What are their power consumptions?▾
The A16 has a 250W TDP, while the RTX 4070 uses 200W. The lower TDP on the RTX 4070 enhances efficiency in cloud setups.
Which is newer?▾
The RTX 4070 uses the 2023 Ada Lovelace architecture, newer than the A16's 2021 Ampere. This brings advancements in efficiency and tensor cores.
Which is cheaper to rent, the A16 or the RTX 4070?▾
Cloud rental prices for both the A16 and RTX 4070 vary by provider, configuration, and availability. This page shows live pricing from 25+ providers updated every 60 seconds. Scroll to the Live Cloud Pricing section to compare current rates.
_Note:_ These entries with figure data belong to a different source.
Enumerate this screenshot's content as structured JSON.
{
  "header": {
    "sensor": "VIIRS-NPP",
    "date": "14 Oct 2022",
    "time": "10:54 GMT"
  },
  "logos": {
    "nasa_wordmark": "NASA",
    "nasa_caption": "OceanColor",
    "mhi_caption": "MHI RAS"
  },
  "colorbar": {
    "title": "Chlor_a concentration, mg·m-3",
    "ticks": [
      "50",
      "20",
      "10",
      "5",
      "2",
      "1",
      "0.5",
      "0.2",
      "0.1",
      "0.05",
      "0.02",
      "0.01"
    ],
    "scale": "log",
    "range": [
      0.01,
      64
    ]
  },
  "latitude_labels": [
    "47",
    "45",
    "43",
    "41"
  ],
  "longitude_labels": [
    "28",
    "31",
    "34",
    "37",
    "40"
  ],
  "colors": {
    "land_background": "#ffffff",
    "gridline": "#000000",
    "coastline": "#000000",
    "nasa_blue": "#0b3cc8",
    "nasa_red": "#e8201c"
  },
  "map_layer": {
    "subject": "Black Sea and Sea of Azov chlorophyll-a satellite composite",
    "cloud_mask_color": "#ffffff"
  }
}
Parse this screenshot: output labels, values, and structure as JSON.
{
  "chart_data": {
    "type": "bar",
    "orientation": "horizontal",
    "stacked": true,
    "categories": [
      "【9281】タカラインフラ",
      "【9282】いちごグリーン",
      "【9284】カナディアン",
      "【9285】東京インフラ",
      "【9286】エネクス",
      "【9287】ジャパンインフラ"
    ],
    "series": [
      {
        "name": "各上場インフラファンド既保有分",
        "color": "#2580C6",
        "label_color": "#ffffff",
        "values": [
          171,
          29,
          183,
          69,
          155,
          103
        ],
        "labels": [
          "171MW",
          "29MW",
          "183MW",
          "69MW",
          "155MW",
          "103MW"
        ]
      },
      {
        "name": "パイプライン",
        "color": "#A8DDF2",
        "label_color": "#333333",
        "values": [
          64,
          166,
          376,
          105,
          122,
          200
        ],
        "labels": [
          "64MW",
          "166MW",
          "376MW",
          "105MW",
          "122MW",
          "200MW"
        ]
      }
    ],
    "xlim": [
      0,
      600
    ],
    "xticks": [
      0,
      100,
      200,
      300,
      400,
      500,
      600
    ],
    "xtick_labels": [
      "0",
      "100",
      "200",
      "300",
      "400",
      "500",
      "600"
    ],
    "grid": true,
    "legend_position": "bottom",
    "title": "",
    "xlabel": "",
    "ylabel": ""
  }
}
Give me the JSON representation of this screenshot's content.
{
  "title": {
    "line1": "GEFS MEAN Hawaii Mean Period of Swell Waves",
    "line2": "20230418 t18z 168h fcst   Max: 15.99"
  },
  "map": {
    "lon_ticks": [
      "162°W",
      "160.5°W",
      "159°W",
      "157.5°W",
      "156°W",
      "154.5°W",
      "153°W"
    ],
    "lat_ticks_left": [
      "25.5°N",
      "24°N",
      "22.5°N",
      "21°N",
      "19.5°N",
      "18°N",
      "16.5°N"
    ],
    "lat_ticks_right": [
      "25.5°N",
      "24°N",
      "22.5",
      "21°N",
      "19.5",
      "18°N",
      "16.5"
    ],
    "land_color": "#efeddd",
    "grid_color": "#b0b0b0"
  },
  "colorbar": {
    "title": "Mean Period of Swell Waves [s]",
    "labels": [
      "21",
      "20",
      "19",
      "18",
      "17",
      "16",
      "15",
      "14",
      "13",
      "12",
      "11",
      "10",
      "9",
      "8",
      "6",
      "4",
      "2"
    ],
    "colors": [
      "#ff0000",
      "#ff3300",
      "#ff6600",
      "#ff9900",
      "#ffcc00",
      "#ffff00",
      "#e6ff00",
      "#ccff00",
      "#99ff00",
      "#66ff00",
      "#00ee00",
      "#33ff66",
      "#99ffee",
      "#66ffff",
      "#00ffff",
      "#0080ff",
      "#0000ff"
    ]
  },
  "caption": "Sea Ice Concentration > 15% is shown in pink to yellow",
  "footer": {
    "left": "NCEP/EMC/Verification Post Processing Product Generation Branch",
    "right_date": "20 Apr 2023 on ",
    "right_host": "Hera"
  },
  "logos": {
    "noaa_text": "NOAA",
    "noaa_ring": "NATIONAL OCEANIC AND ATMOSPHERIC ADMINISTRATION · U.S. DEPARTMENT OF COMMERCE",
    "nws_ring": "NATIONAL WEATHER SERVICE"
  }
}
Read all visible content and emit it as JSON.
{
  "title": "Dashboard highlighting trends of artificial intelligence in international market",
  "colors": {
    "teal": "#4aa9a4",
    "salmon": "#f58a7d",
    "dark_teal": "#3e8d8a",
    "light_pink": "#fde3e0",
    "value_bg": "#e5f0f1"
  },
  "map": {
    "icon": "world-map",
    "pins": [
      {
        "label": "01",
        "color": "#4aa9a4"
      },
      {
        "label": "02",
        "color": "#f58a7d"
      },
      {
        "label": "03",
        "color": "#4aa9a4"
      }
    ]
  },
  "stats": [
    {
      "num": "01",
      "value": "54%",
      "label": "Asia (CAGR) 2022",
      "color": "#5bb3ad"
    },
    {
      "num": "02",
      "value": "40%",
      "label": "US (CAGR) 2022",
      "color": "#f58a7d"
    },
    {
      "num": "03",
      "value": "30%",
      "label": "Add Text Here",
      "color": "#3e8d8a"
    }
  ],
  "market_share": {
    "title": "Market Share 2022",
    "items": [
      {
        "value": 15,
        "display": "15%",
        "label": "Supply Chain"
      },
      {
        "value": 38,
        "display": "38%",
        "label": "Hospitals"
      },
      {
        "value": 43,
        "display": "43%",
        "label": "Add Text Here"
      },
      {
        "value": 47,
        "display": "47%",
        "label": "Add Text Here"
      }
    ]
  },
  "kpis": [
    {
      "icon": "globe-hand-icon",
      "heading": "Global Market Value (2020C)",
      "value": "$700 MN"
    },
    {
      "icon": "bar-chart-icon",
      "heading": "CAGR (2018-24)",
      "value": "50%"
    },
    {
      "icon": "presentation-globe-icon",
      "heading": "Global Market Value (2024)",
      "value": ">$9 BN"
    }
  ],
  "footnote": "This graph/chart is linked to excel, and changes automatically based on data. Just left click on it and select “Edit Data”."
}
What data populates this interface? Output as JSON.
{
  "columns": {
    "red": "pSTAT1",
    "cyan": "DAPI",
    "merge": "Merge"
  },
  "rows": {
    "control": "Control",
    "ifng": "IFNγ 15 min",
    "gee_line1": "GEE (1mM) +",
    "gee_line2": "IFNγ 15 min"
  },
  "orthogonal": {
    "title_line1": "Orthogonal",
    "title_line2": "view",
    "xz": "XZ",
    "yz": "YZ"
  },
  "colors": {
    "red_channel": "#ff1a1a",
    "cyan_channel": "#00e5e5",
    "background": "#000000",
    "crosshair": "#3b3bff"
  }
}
How much VRAM does the A16 have compared to the RTX 4070?▾
The A16 has 16 GB of GDDR6 memory. The RTX 4070 has 12 GB of GDDR6X memory.
Can I find A16 and RTX 4070 GPUs available to rent right now?▾
Yes. This page shows real-time availability across 25+ cloud GPU providers. The Live Cloud Pricing section displays only in-stock offers with current pricing.
What is the main difference between the A16 and the RTX 4070?▾
The A16 uses the Ampere architecture (2021) while the RTX 4070 uses Ada Lovelace (2023). The RTX 4070 delivers 6.5x the FP16 throughput and 2.2x the memory bandwidth of the A16.